Letter to the editor: Trump administration is cutting funds for NOAA

The Trump administration is gutting the National Oceanic and Atmospheric Administration, slashing staff, and undermining the science that keeps us safe. Commerce Secretary Howard Lutnick promised that NOAA wouldn’t be dismantled, yet layoffs and funding cuts show otherwise. NOAA provides free, life-saving weather data that Vermont’s farmers, emergency responders, and communities rely on daily. Weakening it now, as climate disasters grow more frequent and severe, is reckless and dangerous.

Most of the public attention to the threat to NOAA has focused on weather forecasts, and it is certainly true that ready and free availability of weather data is essential to Vermont’s economy and quality of life. NOAA also supplies the raw data that is used by various private organizations, like The Weather Channel/weather.com.

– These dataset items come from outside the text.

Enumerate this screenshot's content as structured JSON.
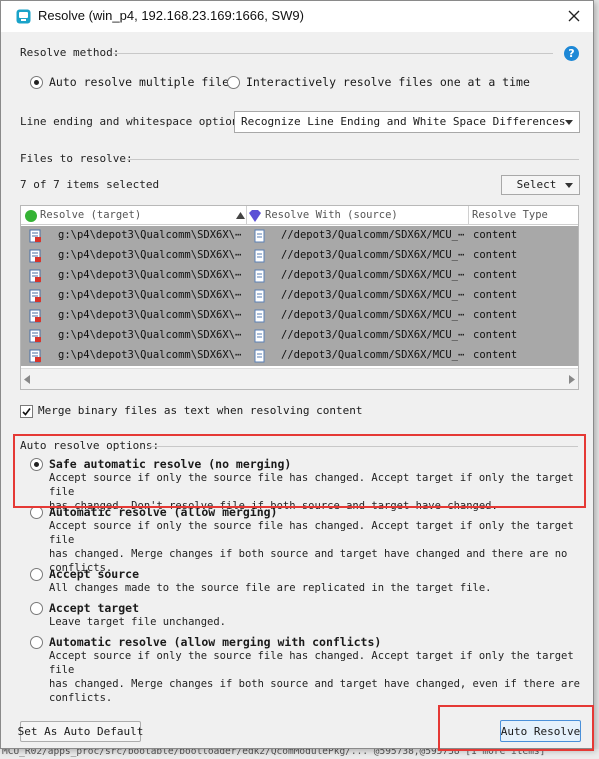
{
  "window": {
    "title": "Resolve (win_p4,  192.168.23.169:1666,  SW9)"
  },
  "resolve_method": {
    "label": "Resolve method:",
    "options": [
      {
        "label": "Auto resolve multiple files",
        "selected": true
      },
      {
        "label": "Interactively resolve files one at a time",
        "selected": false
      }
    ]
  },
  "line_ending": {
    "label": "Line ending and whitespace options",
    "value": "Recognize Line Ending and White Space Differences"
  },
  "files": {
    "label": "Files to resolve:",
    "count_text": "7 of 7 items selected",
    "select_button": "Select",
    "columns": [
      "Resolve (target)",
      "Resolve With (source)",
      "Resolve Type"
    ],
    "rows": [
      {
        "target": "g:\\p4\\depot3\\Qualcomm\\SDX6X\\⋯",
        "source": "//depot3/Qualcomm/SDX6X/MCU_⋯",
        "type": "content"
      },
      {
        "target": "g:\\p4\\depot3\\Qualcomm\\SDX6X\\⋯",
        "source": "//depot3/Qualcomm/SDX6X/MCU_⋯",
        "type": "content"
      },
      {
        "target": "g:\\p4\\depot3\\Qualcomm\\SDX6X\\⋯",
        "source": "//depot3/Qualcomm/SDX6X/MCU_⋯",
        "type": "content"
      },
      {
        "target": "g:\\p4\\depot3\\Qualcomm\\SDX6X\\⋯",
        "source": "//depot3/Qualcomm/SDX6X/MCU_⋯",
        "type": "content"
      },
      {
        "target": "g:\\p4\\depot3\\Qualcomm\\SDX6X\\⋯",
        "source": "//depot3/Qualcomm/SDX6X/MCU_⋯",
        "type": "content"
      },
      {
        "target": "g:\\p4\\depot3\\Qualcomm\\SDX6X\\⋯",
        "source": "//depot3/Qualcomm/SDX6X/MCU_⋯",
        "type": "content"
      },
      {
        "target": "g:\\p4\\depot3\\Qualcomm\\SDX6X\\⋯",
        "source": "//depot3/Qualcomm/SDX6X/MCU_⋯",
        "type": "content"
      }
    ]
  },
  "merge_binary": {
    "label": "Merge binary files as text when resolving content",
    "checked": true
  },
  "auto_options": {
    "label": "Auto resolve options:",
    "items": [
      {
        "title": "Safe automatic resolve (no merging)",
        "selected": true,
        "desc1": "Accept source if only the source file has changed. Accept target if only the target file",
        "desc2": "has changed. Don't resolve file if both source and target have changed.",
        "desc3": ""
      },
      {
        "title": "Automatic resolve (allow merging)",
        "selected": false,
        "desc1": "Accept source if only the source file has changed. Accept target if only the target file",
        "desc2": "has changed. Merge changes if both source and target have changed and there are no",
        "desc3": "conflicts."
      },
      {
        "title": "Accept source",
        "selected": false,
        "desc1": "All changes made to the source file are replicated in the target file.",
        "desc2": "",
        "desc3": ""
      },
      {
        "title": "Accept target",
        "selected": false,
        "desc1": "Leave target file unchanged.",
        "desc2": "",
        "desc3": ""
      },
      {
        "title": "Automatic resolve (allow merging with conflicts)",
        "selected": false,
        "desc1": "Accept source if only the source file has changed. Accept target if only the target file",
        "desc2": "has changed. Merge changes if both source and target have changed, even if there are",
        "desc3": "conflicts."
      }
    ]
  },
  "buttons": {
    "set_default": "Set As Auto Default",
    "auto_resolve": "Auto Resolve"
  },
  "background": {
    "status_path": "MCU_R02/apps_proc/src/bootable/bootloader/edk2/QcomModulePkg/... @595738,@595738 [1 more items]"
  },
  "colors": {
    "highlight": "#e53935",
    "selected_rows": "#a8a8a8",
    "help_icon": "#1e88d6"
  }
}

But I want to focus here on NOAA’s role in helping us understand what is happening to our climate and why. NOAA is a linchpin worldwide in climate monitoring and research. Weakening NOAA would have devastating consequences for global climate research and forecasting. Dismantling NOAA means ‘flying blind’ into climate crises. Without ready access to NOAA’s data, both current and archived, the world would lack essential tools to track and respond to rising sea levels, worsening heatwaves, flooding, wildfires, and other climate disasters. Restricting or privatizing NOAA’s data would threaten public safety, economic stability, and the U.S.’s leadership in climate science. Gutting NOAA would not only undermine decades of critical research but also signal a retreat from the U.S.’s role as a global leader in science and innovation and in actions to prevent climate change.

Our Senators Bernie Sanders and Peter Welch, along with Representative Becca Balint, must act to protect NOAA’s funding and ensure its essential data remains public. Vermont communities depend on it.